Solitary confinement first became an established practice in the 1700s when religious groups, such as the Quakers, argued that isolating individuals in their cell with a bible would result in repentance and rehabilitation. Not only has this approach failed, but it has been proven to have catastrophic consequences. Despite this, solitary confinement is still used as a blanket measure for tackling the broader issues that plague the British criminal justice system. Its use in modern society still leads to anxiety, depression, psychosis and suicidal thoughts, to name a few. Solitary confinement can also impact physical health and increase their risk of conditions, including chronic pain, vision loss, and fractures.

Over the last year, as a result of the Covid-19 restrictions within prisons, solitary confinement has now become the norm for most prisoners in England and Wales. The use of solitary confinement and segregation units must be abolished. Not just during the Covid-19 pandemic, but forever. This punitive and inhumane method of treatment in prisons undermines the rehabilitation process that the criminal justice system claims to want to achieve. Instead, the constant use of solitary confinement is not only causing inmates to leave prison with exacerbated mental and physical health challenges but also effectively legalising state torture. This is brutal and unjustifiable.

Before, segregation units were actively being used to punish inmates, even before the pandemic laid the prison system's sins bare for all to see. The report from the Council of Europe's Committee for Prevention of Torture revealed that at the time of visit in 2019, the Cookham Wood young offender institution held six young boys in segregation units. One had been in the segregation unit for almost two months and was awaiting a psychiatric assessment. Another young inmate spent a month, and two others spent a month and a half in segregation units.
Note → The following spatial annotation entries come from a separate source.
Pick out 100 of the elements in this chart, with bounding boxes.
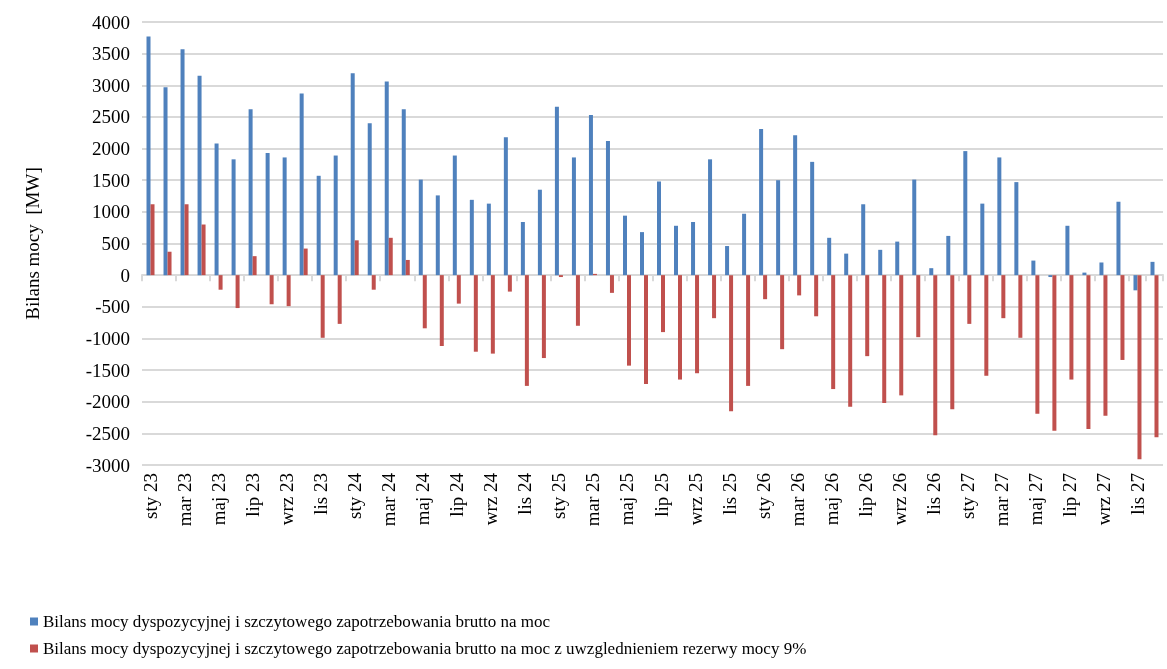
bar [797, 275, 802, 296]
x-tick-label: wrz 27 [1092, 473, 1114, 526]
bar [384, 81, 389, 276]
bar [1065, 225, 1070, 276]
bar [678, 275, 683, 380]
bar [1099, 262, 1104, 276]
x-tick-label: sty 26 [752, 473, 774, 519]
x-tick-label: mar 23 [174, 473, 196, 527]
y-tick-label: 4000 [92, 11, 130, 33]
x-tick-label: maj 27 [1024, 473, 1046, 526]
bar [695, 275, 700, 374]
bar [401, 109, 406, 276]
bar [725, 246, 730, 276]
y-tick-label: 1500 [92, 169, 130, 191]
x-tick-label: mar 24 [378, 472, 400, 527]
bar [503, 137, 508, 276]
bar [520, 221, 525, 276]
y-tick-label: 2000 [92, 138, 130, 160]
bar [861, 204, 866, 276]
bar [963, 151, 968, 276]
bar [456, 275, 461, 304]
bar [865, 275, 870, 357]
x-tick-label: lis 23 [310, 473, 332, 515]
bar [1001, 275, 1006, 319]
bar [469, 199, 474, 276]
bar [418, 179, 423, 276]
y-tick-label: -1500 [85, 359, 130, 381]
bar [235, 275, 240, 309]
bar [248, 109, 253, 276]
bar [150, 204, 155, 276]
bar [231, 159, 236, 276]
bar [350, 73, 355, 276]
bar [729, 275, 734, 412]
bar [609, 275, 614, 293]
bar [252, 256, 257, 276]
bar [997, 157, 1002, 276]
bar [1031, 260, 1036, 276]
y-tick-label: 2500 [92, 106, 130, 128]
bar [643, 275, 648, 384]
bar [299, 93, 304, 276]
bar [814, 275, 819, 317]
bar [201, 224, 206, 276]
x-tick-label: maj 26 [820, 473, 842, 526]
y-axis-title: Bilans mocy [MW] [22, 167, 43, 320]
y-tick-label: 3000 [92, 74, 130, 96]
bar [657, 181, 662, 276]
bar [571, 157, 576, 276]
bar [333, 155, 338, 276]
bar [180, 49, 185, 276]
legend-label: Bilans mocy dyspozycyjnej i szczytowego zapotrzebowania brutto na moc [43, 612, 551, 631]
bar [712, 275, 717, 319]
bar [1133, 275, 1138, 291]
bar [422, 275, 427, 329]
bar [167, 251, 172, 276]
bar [1018, 275, 1023, 338]
x-tick-label: maj 23 [208, 473, 230, 526]
bar [827, 237, 832, 276]
bar [197, 75, 202, 276]
bar [486, 203, 491, 276]
bar [184, 204, 189, 276]
bar [320, 275, 325, 338]
bar [1150, 261, 1155, 276]
x-tick-label: wrz 26 [888, 473, 910, 526]
bar [554, 106, 559, 276]
bar [980, 203, 985, 276]
bar [1052, 275, 1057, 431]
x-tick-label: mar 26 [786, 473, 808, 527]
bar [831, 275, 836, 390]
bar [1154, 275, 1159, 438]
x-tick-label: sty 27 [956, 473, 978, 519]
x-tick-label: lip 27 [1058, 473, 1080, 517]
bar [524, 275, 529, 386]
y-tick-label: 500 [101, 233, 130, 254]
bar [946, 235, 951, 276]
x-tick-label: wrz 23 [276, 473, 298, 526]
y-tick-label: -1000 [85, 327, 130, 349]
x-tick-label: lis 26 [922, 473, 944, 515]
bar [367, 123, 372, 276]
x-tick-label: maj 25 [616, 473, 638, 526]
bar [844, 253, 849, 276]
bar [1035, 275, 1040, 414]
bar [537, 189, 542, 276]
x-tick-label: wrz 25 [684, 473, 706, 526]
bar [405, 259, 410, 276]
bar [776, 180, 781, 276]
bar [746, 275, 751, 386]
bar [639, 232, 644, 276]
bar [541, 275, 546, 359]
bar [912, 179, 917, 276]
bar [848, 275, 853, 407]
bar [439, 275, 444, 347]
bar [354, 240, 359, 276]
bar [899, 275, 904, 396]
bar [1120, 275, 1125, 360]
bar [473, 275, 478, 352]
bar [163, 87, 168, 276]
bar [1137, 275, 1142, 460]
bar [742, 213, 747, 276]
bar [793, 135, 798, 276]
bar [588, 115, 593, 276]
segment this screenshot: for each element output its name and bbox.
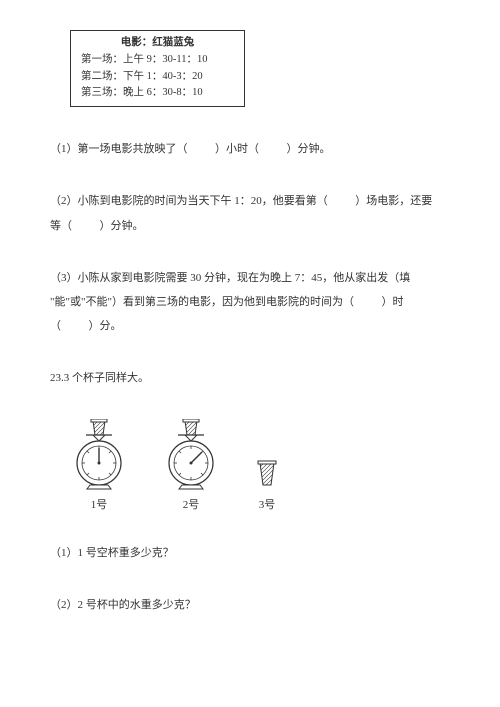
q3-line3-pre: （ [50, 320, 61, 332]
sub-question-1: （1）1 号空杯重多少克？ [50, 541, 450, 565]
cup-3-icon [252, 459, 282, 491]
q3-text-post: ）时 [381, 296, 403, 308]
cup-3: 3号 [252, 459, 282, 517]
scale-1-icon [68, 419, 130, 491]
q2-text-mid: ）场电影，还要 [355, 195, 432, 207]
question-3: （3）小陈从家到电影院需要 30 分钟，现在为晚上 7：45，他从家出发（填 "… [50, 266, 450, 339]
question-23: 23.3 个杯子同样大。 [50, 366, 450, 390]
q3-line3-post: ）分。 [89, 320, 122, 332]
blank [357, 290, 379, 314]
scale-2-label: 2号 [160, 493, 222, 517]
scale-2: 2号 [160, 419, 222, 517]
blank [75, 214, 97, 238]
movie-line-3: 第三场：晚上 6：30-8：10 [81, 85, 234, 102]
cup-3-label: 3号 [252, 493, 282, 517]
movie-line-2: 第二场：下午 1：40-3：20 [81, 69, 234, 86]
question-1: （1）第一场电影共放映了（ ）小时（ ）分钟。 [50, 137, 450, 161]
scale-1-label: 1号 [68, 493, 130, 517]
scale-2-icon [160, 419, 222, 491]
scale-1: 1号 [68, 419, 130, 517]
question-2: （2）小陈到电影院的时间为当天下午 1：20，他要看第（ ）场电影，还要 等（ … [50, 189, 450, 237]
q1-text-pre: （1）第一场电影共放映了（ [50, 143, 188, 155]
scales-row: 1号 2号 [68, 419, 450, 517]
blank [262, 137, 284, 161]
q1-text-mid: ）小时（ [215, 143, 259, 155]
blank [190, 137, 212, 161]
q3-text-pre: （3）小陈从家到电影院需要 30 分钟，现在为晚上 7：45，他从家出发（填 [50, 272, 410, 284]
movie-schedule-box: 电影：红猫蓝兔 第一场：上午 9：30-11：10 第二场：下午 1：40-3：… [70, 30, 245, 107]
blank [64, 314, 86, 338]
movie-line-1: 第一场：上午 9：30-11：10 [81, 52, 234, 69]
sub-question-2: （2）2 号杯中的水重多少克？ [50, 593, 450, 617]
movie-title: 电影：红猫蓝兔 [81, 35, 234, 52]
blank [331, 189, 353, 213]
q1-text-post: ）分钟。 [287, 143, 331, 155]
q3-text-mid: "能"或"不能"）看到第三场的电影，因为他到电影院的时间为（ [50, 296, 354, 308]
q2-text-pre: （2）小陈到电影院的时间为当天下午 1：20，他要看第（ [50, 195, 328, 207]
q2-line2-pre: 等（ [50, 220, 72, 232]
q2-line2-post: ）分钟。 [100, 220, 144, 232]
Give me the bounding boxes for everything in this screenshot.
Of the 178 placements in segregation units between May 2018 and April 2019, 47 had lasted more than 14 days. This is not criminal justice; this is torture. The sinister nature of segregation units builds on the layers of trauma that already impact vulnerable young people before their imprisonment, which has long-term consequences, even following their release.

We need a system that genuinely considers the humanity of imprisoned people a system that protects and serves all. We must end - once and for all - this cruel policy that brings about more pain than healing, by abolishing segregation units for good. Torture can never be considered a form of justice.